The dilemma – you want a healthy dinner … but you don’t feel like cooking.
So you’ve just got in after work, you’ve had a long day, and you don’t feel like cooking. Or maybe you feel off color but you’re still hungry. Or maybe you’ve run out of energy after running round after a toddler all day.
You recognize the situation I’m sure, or something very similar. We all have days like that. It’s the day when healthy eating resolutions can go out of the window because you just want to eat without cooking, or you want something sugary to cheer yourself up. Deep down though you know that a healthy meal will be better for you in the long run. If you snack on junk food or get a takeaway you won’t feel better and you might even have feelings of guilt or failure that you’ve ruined a healthy diet. Of course one takeaway doesn’t ruin a healthy diet, but if it happens too often, things can start to slip.
So here are my top tips to help out with healthy dinners on those evenings where you want the meal to be low or no effort:
- Keep packets of frozen vegetables in – the ones you steam for a couple of minutes in the microwave. They have just as many vitamins as fresh vegetables and ironically may be fresher.

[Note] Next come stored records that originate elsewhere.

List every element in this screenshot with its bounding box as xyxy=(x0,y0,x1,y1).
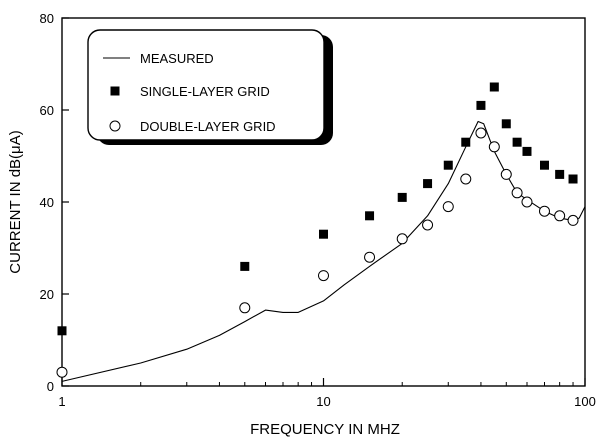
double-layer-grid-point xyxy=(56,366,68,378)
x-tick-label: 1 xyxy=(58,394,65,409)
double-layer-grid-point xyxy=(521,196,533,208)
single-layer-grid-point xyxy=(539,160,549,170)
double-layer-grid-point xyxy=(488,141,500,153)
double-layer-grid-point xyxy=(460,173,472,185)
legend-single-layer-label: SINGLE-LAYER GRID xyxy=(140,84,270,99)
legend-measured-label: MEASURED xyxy=(140,51,214,66)
single-layer-grid-point xyxy=(512,137,522,147)
legend-box xyxy=(87,29,325,141)
single-layer-grid-point xyxy=(423,179,433,189)
legend: MEASURED SINGLE-LAYER GRID DOUBLE-LAYER … xyxy=(87,29,333,145)
double-layer-grid-point xyxy=(554,210,566,222)
single-layer-grid-point xyxy=(57,326,67,336)
legend-double-layer-marker xyxy=(109,120,121,132)
double-layer-grid-point xyxy=(475,127,487,139)
single-layer-grid-point xyxy=(555,169,565,179)
single-layer-grid-point xyxy=(476,100,486,110)
y-tick-label: 40 xyxy=(40,195,54,210)
y-tick-label: 20 xyxy=(40,287,54,302)
double-layer-grid-point xyxy=(422,219,434,231)
single-layer-grid-point xyxy=(501,119,511,129)
y-tick-label: 60 xyxy=(40,103,54,118)
double-layer-grid-point xyxy=(511,187,523,199)
single-layer-grid-point xyxy=(365,211,375,221)
y-tick-label: 0 xyxy=(47,379,54,394)
x-axis-ticks: 1 10 100 xyxy=(58,378,596,409)
double-layer-grid-point xyxy=(567,214,579,226)
x-axis-title: FREQUENCY IN MHZ xyxy=(250,421,400,438)
x-tick-label: 10 xyxy=(316,394,330,409)
double-layer-grid-point xyxy=(500,168,512,180)
legend-single-layer-marker xyxy=(110,86,120,96)
single-layer-grid-point xyxy=(568,174,578,184)
legend-double-layer-label: DOUBLE-LAYER GRID xyxy=(140,119,276,134)
y-axis-ticks: 0 20 40 60 80 xyxy=(40,11,69,394)
y-tick-label: 80 xyxy=(40,11,54,26)
double-layer-grid-point xyxy=(364,251,376,263)
y-axis-title: CURRENT IN dB(μA) xyxy=(7,130,24,273)
measured-series-line xyxy=(61,120,586,382)
single-layer-grid-point xyxy=(319,229,328,239)
single-layer-grid-point xyxy=(240,261,250,271)
single-layer-grid-point xyxy=(443,160,453,170)
single-layer-grid-point xyxy=(461,137,471,147)
x-tick-label: 100 xyxy=(574,394,596,409)
double-layer-grid-point xyxy=(442,201,454,213)
single-layer-grid-point xyxy=(489,82,499,92)
single-layer-grid-point xyxy=(522,146,532,156)
double-layer-grid-point xyxy=(239,302,251,314)
double-layer-grid-point xyxy=(538,205,550,217)
series-layer xyxy=(56,82,586,382)
double-layer-grid-point xyxy=(396,233,408,245)
single-layer-grid-point xyxy=(397,192,407,202)
double-layer-grid-point xyxy=(318,270,329,282)
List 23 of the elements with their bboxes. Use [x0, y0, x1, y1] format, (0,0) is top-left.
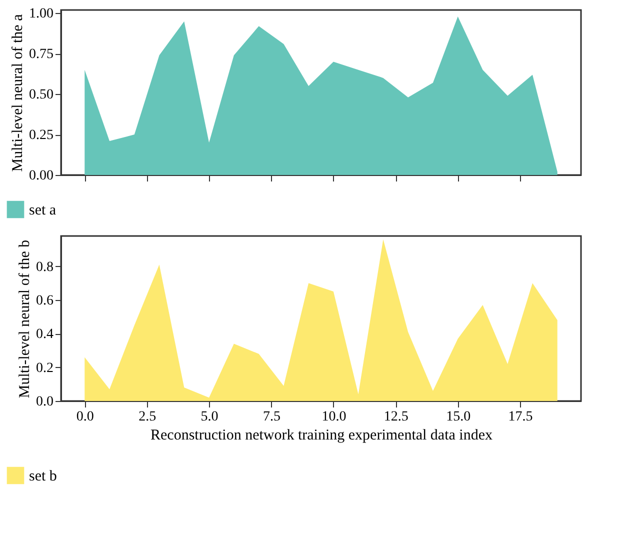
x-tick-label: 7.5 — [262, 410, 280, 424]
legend-label: set a — [29, 202, 56, 218]
y-tick-label: 0.00 — [29, 168, 54, 184]
y-tick-label: 0.4 — [36, 327, 54, 342]
y-tick-label: 0.50 — [29, 88, 54, 103]
x-axis-title: Reconstruction network training experimental data index — [150, 428, 493, 444]
y-axis-title: Multi-level neural of the b — [17, 240, 33, 398]
y-tick-label: 1.00 — [29, 6, 54, 22]
x-tick-label: 2.5 — [138, 410, 156, 424]
y-tick-label: 0.75 — [29, 47, 54, 62]
y-axis-title: Multi-level neural of the a — [10, 14, 26, 172]
y-tick-label: 0.8 — [36, 260, 54, 275]
x-tick-label: 5.0 — [200, 410, 218, 424]
y-tick-label: 0.6 — [36, 293, 54, 308]
y-tick-label: 0.2 — [36, 360, 54, 376]
x-tick-label: 10.0 — [322, 410, 346, 424]
x-tick-label: 12.5 — [384, 410, 408, 424]
legend-label: set b — [29, 468, 57, 484]
x-tick-label: 15.0 — [446, 410, 471, 424]
x-tick-label: 0.0 — [76, 410, 94, 424]
y-tick-label: 0.0 — [36, 394, 54, 410]
y-tick-label: 0.25 — [29, 128, 54, 144]
x-tick-label: 17.5 — [508, 410, 533, 424]
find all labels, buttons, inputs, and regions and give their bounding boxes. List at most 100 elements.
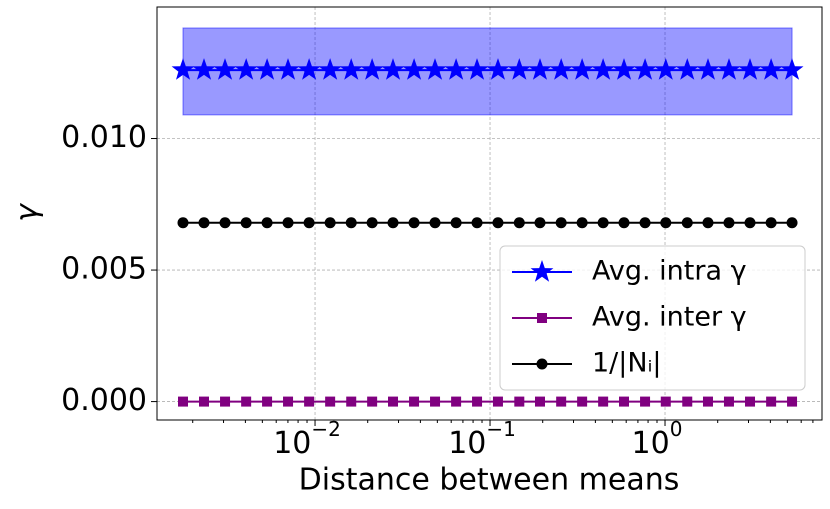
marker-circle: [198, 217, 210, 229]
x-tick-base: 10: [273, 426, 311, 461]
y-tick-label: 0.010: [61, 120, 147, 155]
marker-circle: [744, 217, 756, 229]
marker-square: [745, 396, 756, 407]
marker-star: [171, 58, 195, 80]
marker-circle: [240, 217, 252, 229]
marker-square: [241, 396, 252, 407]
legend-box: [499, 245, 806, 391]
marker-star: [465, 58, 489, 80]
marker-circle: [639, 217, 651, 229]
marker-star: [486, 58, 510, 80]
marker-square: [619, 396, 630, 407]
marker-star: [402, 58, 426, 80]
marker-square: [492, 396, 503, 407]
marker-circle: [597, 217, 609, 229]
marker-circle: [261, 217, 273, 229]
plot-frame: [156, 6, 823, 421]
marker-circle: [681, 217, 693, 229]
marker-square: [388, 396, 399, 407]
marker-square: [325, 396, 336, 407]
marker-circle: [450, 217, 462, 229]
marker-circle: [702, 217, 714, 229]
marker-star: [297, 58, 321, 80]
marker-square: [178, 396, 189, 407]
marker-square: [702, 396, 713, 407]
marker-square: [472, 396, 483, 407]
marker-circle: [765, 217, 777, 229]
marker-circle: [534, 217, 546, 229]
marker-star: [360, 58, 384, 80]
marker-square: [304, 396, 315, 407]
marker-star: [675, 58, 699, 80]
marker-star: [213, 58, 237, 80]
error-band: [182, 27, 793, 116]
marker-star: [549, 58, 573, 80]
marker-star: [780, 58, 804, 80]
marker-circle: [429, 217, 441, 229]
marker-square: [556, 396, 567, 407]
legend-label: Avg. intra γ: [592, 256, 747, 287]
marker-circle: [282, 217, 294, 229]
marker-star: [528, 58, 552, 80]
marker-square: [766, 396, 777, 407]
marker-square: [514, 396, 525, 407]
marker-circle: [303, 217, 315, 229]
marker-star: [591, 58, 615, 80]
marker-square: [367, 396, 378, 407]
marker-square: [409, 396, 420, 407]
marker-square: [598, 396, 609, 407]
marker-circle: [177, 217, 189, 229]
marker-circle: [324, 217, 336, 229]
marker-square: [346, 396, 357, 407]
x-axis-label: Distance between means: [299, 463, 680, 498]
marker-circle: [345, 217, 357, 229]
legend-label: Avg. inter γ: [592, 302, 747, 333]
marker-star: [234, 58, 258, 80]
x-tick-base: 10: [632, 426, 670, 461]
marker-square: [430, 396, 441, 407]
marker-circle: [555, 217, 567, 229]
y-tick-label: 0.000: [61, 383, 147, 418]
marker-star: [759, 58, 783, 80]
marker-square: [682, 396, 693, 407]
marker-square: [577, 396, 588, 407]
marker-star: [192, 58, 216, 80]
marker-circle: [492, 217, 504, 229]
marker-star: [507, 58, 531, 80]
marker-star: [339, 58, 363, 80]
x-tick-base: 10: [448, 426, 486, 461]
marker-circle: [513, 217, 525, 229]
x-tick-label: 100: [632, 417, 683, 461]
legend-label: 1/|Nᵢ|: [592, 348, 662, 379]
marker-star: [738, 58, 762, 80]
marker-star: [717, 58, 741, 80]
marker-star: [696, 58, 720, 80]
x-tick-label: 10−2: [273, 417, 341, 461]
marker-square: [283, 396, 294, 407]
marker-star: [255, 58, 279, 80]
y-axis-label: γ: [10, 202, 45, 222]
marker-star: [612, 58, 636, 80]
marker-square: [660, 396, 671, 407]
marker-circle: [660, 217, 672, 229]
marker-circle: [408, 217, 420, 229]
marker-star: [381, 58, 405, 80]
x-tick-label: 10−1: [448, 417, 516, 461]
y-tick-label: 0.005: [61, 252, 147, 287]
marker-circle: [786, 217, 798, 229]
marker-circle: [219, 217, 231, 229]
marker-square: [640, 396, 651, 407]
marker-square: [787, 396, 798, 407]
marker-circle: [576, 217, 588, 229]
marker-star: [633, 58, 657, 80]
marker-square: [262, 396, 273, 407]
marker-star: [318, 58, 342, 80]
marker-square: [537, 313, 547, 323]
marker-star: [276, 58, 300, 80]
marker-square: [534, 396, 545, 407]
marker-circle: [618, 217, 630, 229]
marker-star: [654, 58, 678, 80]
marker-star: [444, 58, 468, 80]
marker-circle: [366, 217, 378, 229]
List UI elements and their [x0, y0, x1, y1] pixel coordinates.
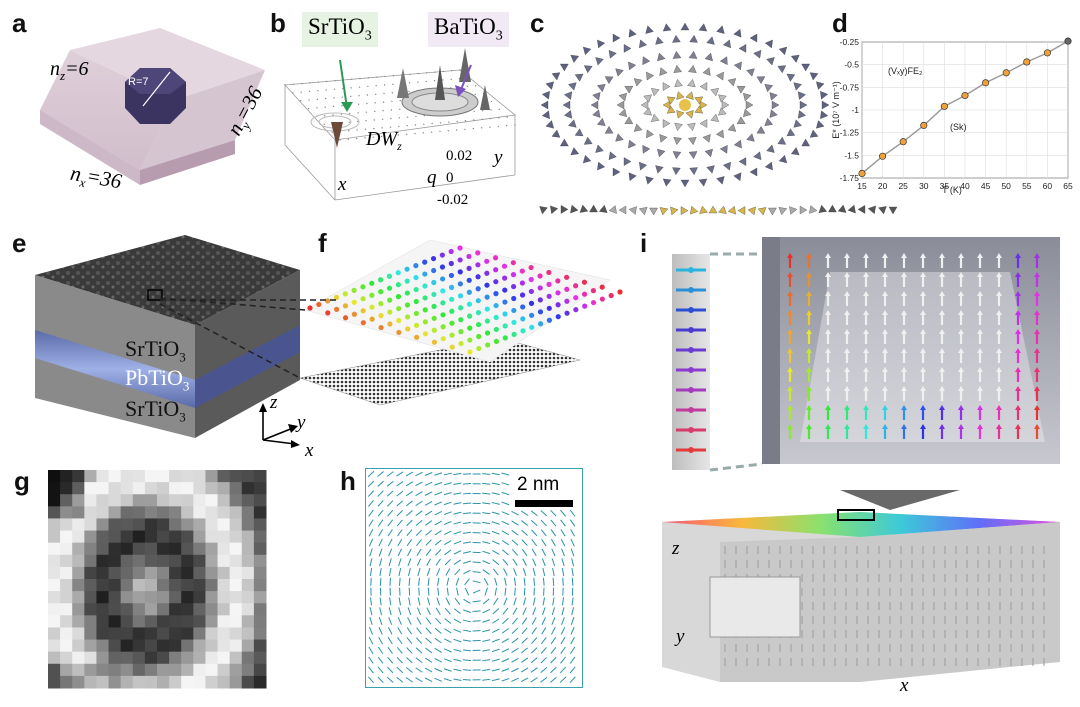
b-tick-3: -0.02: [437, 192, 469, 208]
chart-point: [940, 102, 948, 110]
chart-xtick: 15: [857, 181, 867, 191]
chart-xtick: 45: [981, 181, 991, 191]
panel-c-skyrmion: [539, 22, 898, 216]
chart-point: [899, 138, 907, 146]
panel-label-e: e: [12, 228, 27, 258]
panel-label-i: i: [640, 228, 648, 258]
chart-ytick: -0.5: [844, 60, 859, 70]
panel-label-b: b: [270, 8, 286, 38]
chart-xtick: 35: [940, 181, 950, 191]
b-q-axis: q: [427, 167, 437, 188]
chart-point: [858, 169, 866, 178]
panel-h-vector-field: [365, 468, 583, 688]
panel-a-figure: [40, 28, 265, 185]
radius-label: R=7: [128, 76, 149, 88]
scale-bar-label: 2 nm: [517, 474, 560, 496]
panel-d-chart: 15 20 25 30 35 40 45 50 55 60 65 -0.25 -0.5 -0.75 -1 -1…: [831, 37, 1073, 195]
panel-g-image: [48, 470, 267, 689]
chart-point: [961, 91, 969, 100]
chart-point: [879, 152, 887, 160]
chart-ytick: -1.5: [844, 150, 859, 160]
chart-point: [1023, 58, 1031, 66]
chart-xtick: 30: [919, 181, 929, 191]
e-axes-icon: [259, 403, 300, 448]
panel-label-a: a: [12, 8, 27, 38]
sto-top-label: SrTiO3: [125, 336, 186, 365]
chart-xtick: 20: [878, 181, 888, 191]
chart-xtick: 55: [1022, 181, 1032, 191]
panel-b-figure: [284, 48, 516, 201]
chart-point: [1064, 37, 1072, 45]
chart-xtick: 60: [1043, 181, 1053, 191]
pto-label: PbTiO3: [125, 365, 190, 394]
panel-label-c: c: [530, 8, 545, 38]
chart-ytick: -1.25: [840, 128, 860, 138]
sto-bottom-label: SrTiO3: [125, 396, 186, 425]
chart-ytick: -0.75: [840, 82, 860, 92]
chart-xtick: 40: [960, 181, 970, 191]
e-axis-y: y: [297, 412, 306, 433]
panel-label-g: g: [14, 466, 30, 496]
chart-point: [982, 79, 990, 87]
chart-ylabel: E* (10⁷ V m⁻¹): [831, 81, 841, 139]
b-tick-2: 0: [446, 170, 454, 186]
chart-ytick: -1: [851, 105, 859, 115]
chart-xtick: 25: [898, 181, 908, 191]
chart-annotation-sk: (Sk): [950, 122, 967, 132]
panel-label-f: f: [318, 228, 327, 258]
chart-xtick: 50: [1001, 181, 1011, 191]
panel-e-heterostructure: [35, 235, 300, 438]
dwz-label: DWz: [366, 128, 402, 153]
panel-label-h: h: [340, 466, 356, 496]
i-axis-z: z: [672, 538, 680, 559]
chart-point: [1043, 49, 1051, 57]
nz-label: nz=6: [50, 58, 89, 83]
panel-label-d: d: [832, 8, 848, 38]
chart-ytick: -0.25: [840, 37, 860, 47]
i-axis-x: x: [900, 675, 909, 696]
chart-annotation-fe: (Vₓy)FE₂: [888, 66, 923, 76]
chart-ytick: -1.75: [840, 173, 860, 183]
srtio3-label: SrTiO3: [302, 12, 378, 47]
chart-xtick: 65: [1063, 181, 1073, 191]
panel-f-polar-texture: [160, 239, 623, 406]
b-x-axis: x: [338, 174, 347, 195]
e-axis-z: z: [270, 392, 278, 413]
panel-i-figure: [662, 237, 1060, 682]
chart-point: [920, 121, 928, 129]
i-axis-y: y: [676, 626, 685, 647]
b-y-axis: y: [494, 147, 503, 168]
e-axis-x: x: [305, 440, 314, 461]
chart-point: [1002, 69, 1010, 77]
b-tick-1: 0.02: [446, 148, 473, 164]
batio3-label: BaTiO3: [428, 12, 509, 47]
chart-xlabel: T (K): [942, 185, 962, 195]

- Baked potatoes – a potato will do in the microwave in 15 minutes. Use as an accompaniment or top with cottage cheese and chives for a main meal.
- A tin of baked beans is invaluable. Heat up in a pan for 5 minutes, or 2 minutes in the microwave. Serve on wholemeal toast, or with baked potato and grated cheese.
- Always have some eggs in the fridge. It’s easy to whip up scrambled eggs on toast, or a quick omelette with something like cheese, ham, mushroom, or tomato.
- Keep some breaded chicken or fish fillets in the freezer, which cook in about 20 minutes in the oven. Serve with low fat oven chips which can go on the same tray in the oven, together with baked beans or frozen vegetables. Choose breaded rather than battered products as they are healthier, and try and avoid the budget ranges as the quality of meat will not be very high.
- Keep a carton of fresh soup in the fridge, or tins of soup in the cupboard. Simply heat up and serve with fresh bread. Watch the salt content of the soup as it can be high.
- Investigate the supermarket ready meals section. Most of them do healthier ranges these days. Buy a couple and keep them in the freezer for emergencies. Make sure they can be cooked from frozen in the oven.
Just remember, if you give in and order a takeaway its not the end of the world. Just make sure it doesn’t happen every day!